Darah mengotori dinding dan tanah di tempat yang biasanya tenang dan membantu pasien pulih.
“Tempat ini menciptakan tempat berlindung yang aman bagi perempuan dan anak-anak, mereka yang lolos dari pengeboman Israel ke rumah sakit ini, mereka yang melihat tempat ini sebagai tempat berlindung yang aman,” kata Naqa.
“Tanpa peringatan, rumah sakit ini menjadi sasaran. Kami tidak tahu apa sebutan dari peluru tersebut, tetapi kami melihat akibat yang ditimbulkan ketika peluru tersebut menargetkan anak-anak dan mencabik-cabik tubuh mereka.”
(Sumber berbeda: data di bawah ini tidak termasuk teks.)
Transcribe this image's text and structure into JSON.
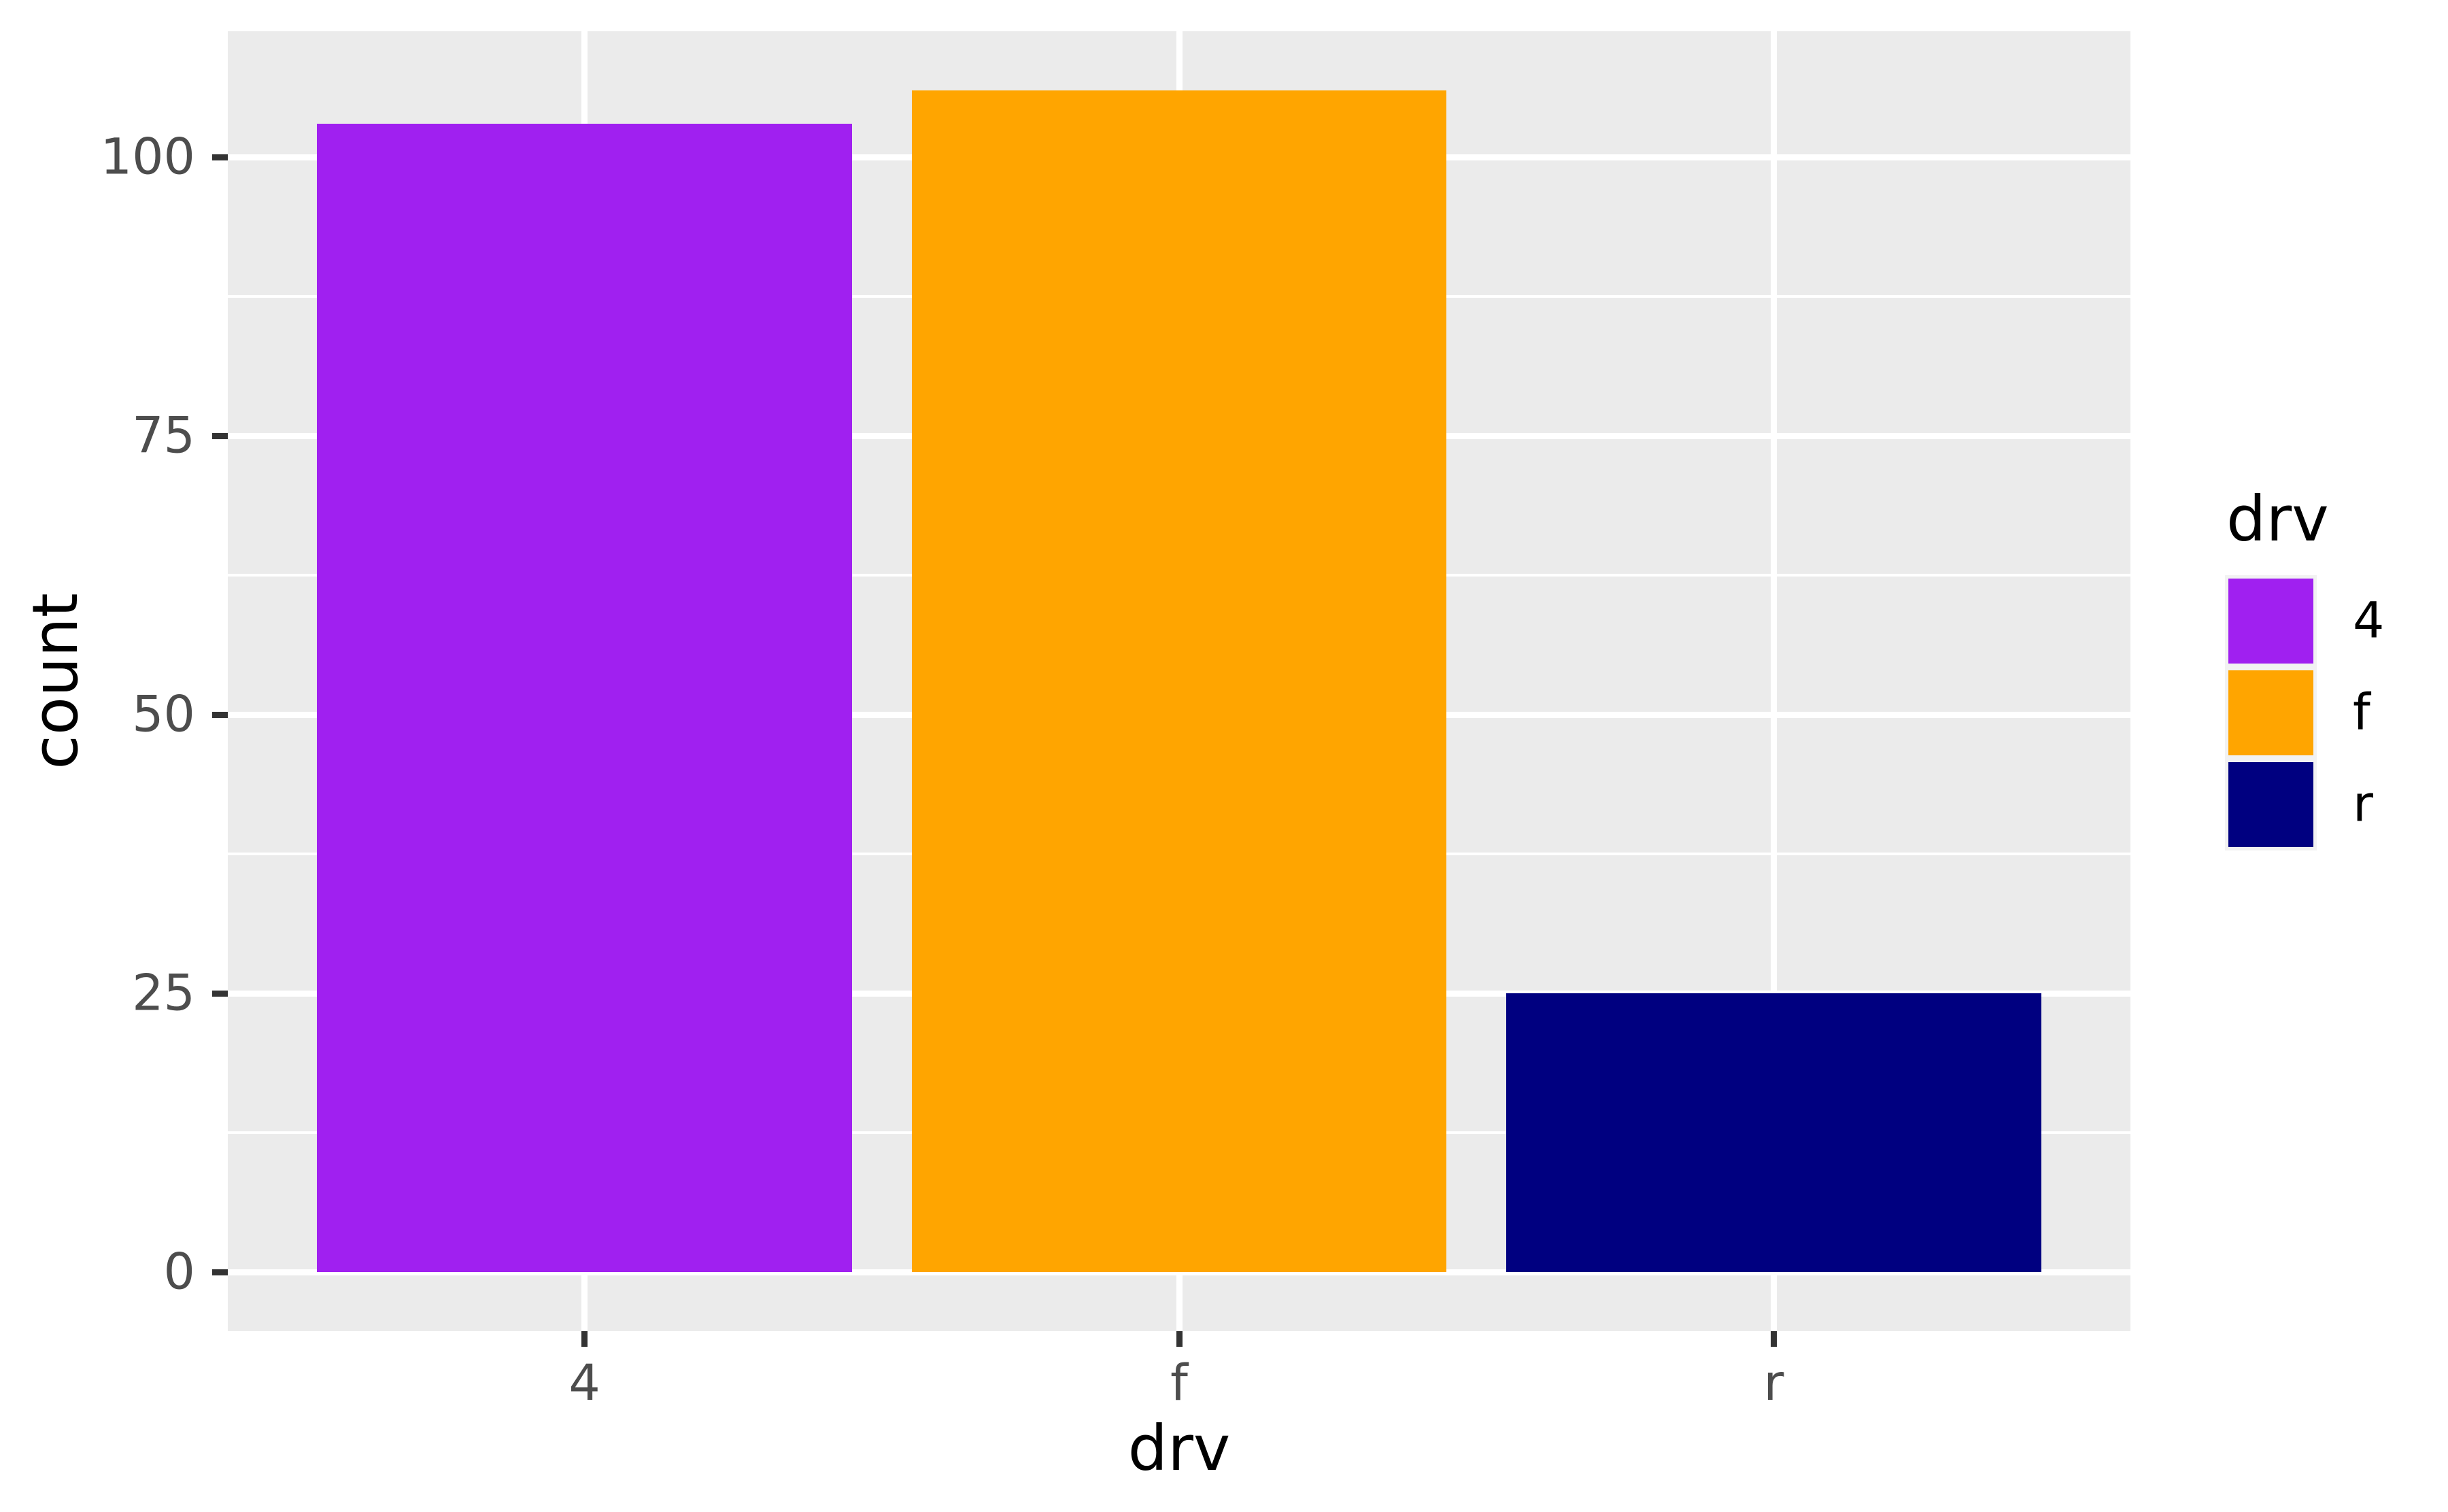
{
  "figure": {
    "background": "#FFFFFF",
    "panel_background": "#EBEBEB",
    "gridline_color": "#FFFFFF",
    "axis_text_color": "#4D4D4D",
    "tick_mark_color": "#333333"
  },
  "chart_data": {
    "type": "bar",
    "title": "",
    "categories": [
      "4",
      "f",
      "r"
    ],
    "values": [
      103,
      106,
      25
    ],
    "bar_colors": [
      "#A020F0",
      "#FFA500",
      "#000080"
    ],
    "xlabel": "drv",
    "ylabel": "count",
    "ylim": [
      -5.3,
      111.3
    ],
    "y_major_ticks": [
      0,
      25,
      50,
      75,
      100
    ],
    "y_major_tick_labels": [
      "0",
      "25",
      "50",
      "75",
      "100"
    ],
    "y_minor_gridlines": [
      12.5,
      37.5,
      62.5,
      87.5
    ],
    "grid": "white major+minor horizontal lines; white major vertical line at each category; shown on grey panel",
    "legend": {
      "title": "drv",
      "position": "right",
      "key_background": "#F2F2F2",
      "entries": [
        {
          "label": "4",
          "color": "#A020F0"
        },
        {
          "label": "f",
          "color": "#FFA500"
        },
        {
          "label": "r",
          "color": "#000080"
        }
      ]
    }
  }
}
Jumlah korban tewas akibat ledakan di rumah sakit sejauh ini merupakan yang tertinggi dari semua insiden di Gaza selama kekerasan yang terjadi saat ini, dan terjadi protes di Tepi Barat yang diduduki dan wilayah yang lebih luas, termasuk di Yordania dan Turki.
Dokter asal Inggris-Palestina, Ghassan Abusittah, mengatakan rumah sakit terguncang sepanjang hari karena aksi pemboman itu. Dia mendengar suara desingan rudal sesaat sebelum ledakan besar dan kemudian langit-langit ruang operasi runtuh menimpa dirinya dan dokter lainnya. Di halaman rumah sakit, dia bisa melihat tubuh dan anggota tubuh berceceran di mana-mana. Dia merawat seorang pria yang kakinya patah.
Abusittah mengatakan sistem medis di Gaza runtuh, dan para dokter berjuang keras untuk mendapatkan sumber daya. “Kami kehabisan tenaga. Jumlah pasien terus bertambah,” katanya.
Ledakan tersebut makin mengobarkan krisis di wilayah tersebut setelah Hamas, yang menguasai Jalur Gaza, melancarkan serangan lintas batas terhadap masyarakat di Israel selatan pada 7 Oktober yang menewaskan sedikitnya 1.300 orang dan menyandera sejumlah orang.
Israel membalasnya dengan serangan udara terberat yang pernah terjadi di Jalur Gaza yang diblokade dan mengerahkan pasukan serta tank di perbatasannya.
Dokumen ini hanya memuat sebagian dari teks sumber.